Ketersediaan likuiditas akan menopang peningkatan aktivitas perekonomian yang ditandai dengan pertumbuhan ekspor-impor serta ekspansi konsumsi pada akhir 2020. Situasi ini diperkirakan berlanjut pada awal 2021.
”Pertumbuhan ekonomi domestik yang membaik hingga akhir 2020 diprakirakan meningkat secara bertahap pada 2021. Program vaksinasi nasional yang dibarengi dengan penerapan protokol Covid-19 diharapkan dapat mendukung proses pemulihan ekonomi domestik,” ucapnya.
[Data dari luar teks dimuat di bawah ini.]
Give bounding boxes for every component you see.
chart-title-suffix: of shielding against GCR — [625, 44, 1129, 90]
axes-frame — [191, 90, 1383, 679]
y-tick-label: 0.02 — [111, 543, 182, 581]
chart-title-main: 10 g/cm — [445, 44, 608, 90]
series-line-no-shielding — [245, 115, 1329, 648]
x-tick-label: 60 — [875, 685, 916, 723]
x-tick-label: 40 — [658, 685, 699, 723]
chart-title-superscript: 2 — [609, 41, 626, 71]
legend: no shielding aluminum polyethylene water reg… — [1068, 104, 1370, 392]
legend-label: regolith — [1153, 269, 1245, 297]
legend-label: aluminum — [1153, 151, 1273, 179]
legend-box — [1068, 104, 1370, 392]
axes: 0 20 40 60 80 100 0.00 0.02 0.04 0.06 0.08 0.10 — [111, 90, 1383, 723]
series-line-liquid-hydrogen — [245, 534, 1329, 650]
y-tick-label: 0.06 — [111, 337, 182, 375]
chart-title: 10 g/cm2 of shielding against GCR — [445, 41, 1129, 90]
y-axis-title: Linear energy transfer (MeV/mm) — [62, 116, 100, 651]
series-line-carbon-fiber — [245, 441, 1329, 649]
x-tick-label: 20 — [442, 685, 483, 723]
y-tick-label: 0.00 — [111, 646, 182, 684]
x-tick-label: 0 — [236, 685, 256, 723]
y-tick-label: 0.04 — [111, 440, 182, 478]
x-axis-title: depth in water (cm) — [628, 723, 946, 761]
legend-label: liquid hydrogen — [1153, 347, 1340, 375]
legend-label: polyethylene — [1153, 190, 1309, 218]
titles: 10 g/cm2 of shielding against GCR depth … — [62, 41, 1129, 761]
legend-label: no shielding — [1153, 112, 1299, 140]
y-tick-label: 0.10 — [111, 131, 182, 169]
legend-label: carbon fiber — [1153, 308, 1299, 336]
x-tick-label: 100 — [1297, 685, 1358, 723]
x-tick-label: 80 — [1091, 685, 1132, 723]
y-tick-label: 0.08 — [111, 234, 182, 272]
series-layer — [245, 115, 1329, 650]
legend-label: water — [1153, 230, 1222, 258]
Perry menegaskan, BI memperkuat sinergi kebijakan dengan pemerintah dan otoritas terkait lainnya serta mendukung berbagai kebijakan lanjutan untuk membangun optimisme pemulihan ekonomi nasional. Hal tersebut dilakukan melalui pembukaan sektor-sektor ekonomi produktif dan aman, akselerasi stimulus fiskal, penyaluran kredit perbankan dari sisi permintaan dan penawaran, melanjutkan stimulus moneter dan makroprudensial, serta mengakselerasi digitalisasi ekonomi dan keuangan.
Pertumbuhan ekonomi domestik yang membaik hingga akhir 2020 diprakirakan meningkat secara bertahap pada 2021.
Menghindari komplikasi
Kepala ekonom PT Bank CIMB Niaga Tbk Adrian Panggabean menilai, secara domestik BI perlu menjaga agar tingkat suku bunga tidak terlalu rendah. Sebab, dikhawatirkan menimbulkan komplikasi saat normalisasi kebijakan moneter pada 2022 atau 2023.
”Masih ada ruang untuk penurunan suku bunga, tetapi tidak ada urgensi bagi BI untuk kembali menurunkan suku bunga,” ujarnya.
Saat ini, lanjut Adrian, likuiditas perbankan sudah dua kali lipat dibandingkan dengan 2019. Namun, intermediasi perbankan untuk menyalurkan kredit belum kuat akibat permintaan yang lemah.
”Intermediasi perbankan belum terjadi karena permintaan kredit sangat lemah. Dari sisi pasokan, skala restrukturisasi yang besar menyebabkan lembaga keuangan menjaga kualitas aset dengan meningkatkan pencadangan,” ujarnya.
Kepala Ekonom PT Bank Permata Tbk Josua Pardede menilai ada risiko terhadap potensi pemulihan ekonomi saat pemerintah kembali memberlakukan kebijakan pembatasan sosial. Dari sisi kebijakan ekonomi, pemerintah perlu tetap fokus mendorong produktivitas belanja pemerintah, termasuk program pemulihan ekonomi nasional yang lebih mendukung sisi permintaan perekonomian. Pasalnya, daya beli masyarakat berpenghasilan rendah masih lemah.
”Penanganan Covid-19 masih menjadi isu sentral yang perlu ditangani dengan lebih baik oleh pemerintah dengan meningkatkan jumlah tes. Pada saat bersamaan, program vaksinasi perlu dipercepat untuk mendorong terjadinya imunitas komunal,” ujarnya.
Penanganan Covid-19 masih menjadi isu sentral yang perlu ditangani dengan lebih baik oleh pemerintah.